Nicholas Winton lived to be 106 years old, at his death in 2015. His son, Nick Winton, travels the world sharing his story.
He spoke at Beth El Synagogue in St. Louis Park on Nov. 9, the anniversary of Kristallnacht, to a full room of 600 people plus online viewers. One attendee that evening was one of Sir Winton’s Kindertransport children, who asked to remain anonymous for privacy.
Sir Winton did not work alone, but he handled getting permission to bring unaccompanied minors into the UK as well as the UK’s stipulations: He had to find foster homes and £50 ($3,022 today) for each child. He wrote to newspapers and magazines and successfully made arrangements for at least 919 children.

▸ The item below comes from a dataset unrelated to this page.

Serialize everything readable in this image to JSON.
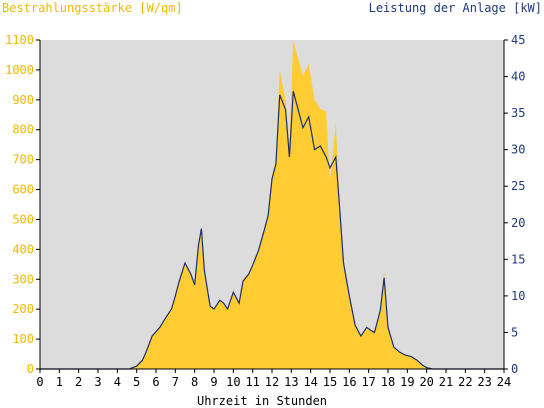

The Germans stopped the Kindertransport when the war started on Sept. 1, 1939. The 250 children set to leave that day — the largest Kindertransport group — were most likely sent to concentration camps.
With 669 children saved, Nick Winton said it’s the 250 who didn’t make it that his father thought about most.
Yet his humanitarian work did not stop with the Kindertransport. That was just one example of how Winton would see a need and take it upon himself to make change.
He had three children, the youngest of whom, Robin, had Down syndrome. At the time, 1956, children like Robin were sent to live in institutions for special care. Winton and his wife Grete raised him as part of their family in England, and Nicholas Winton started an organization to support others in raising special needs children.
He joined a Rotary Club with the mission “service above self” — the way he lived his life. He also spent 40 years supporting Extra Care homes for the elderly, with a focus on dementia.
Sir Nicholas Winton said, “If something is not fundamentally impossible, then there’s a way of doing it.” He lived the motto, and he also lived — he flew in an ultralight aircraft at age 99, and again at 100.
Nick Winton left his audience with a “secret” he learned from his father: You change the world each time you do or don’t talk to someone, every time you interact with anyone. He said, “Each one of you, we can agree, changes the world.”
Nicholas Winton’s daughter Barbara Winton wrote her father’s biography, If It’s Not Impossible … The Life of Sir Nicholas Winton.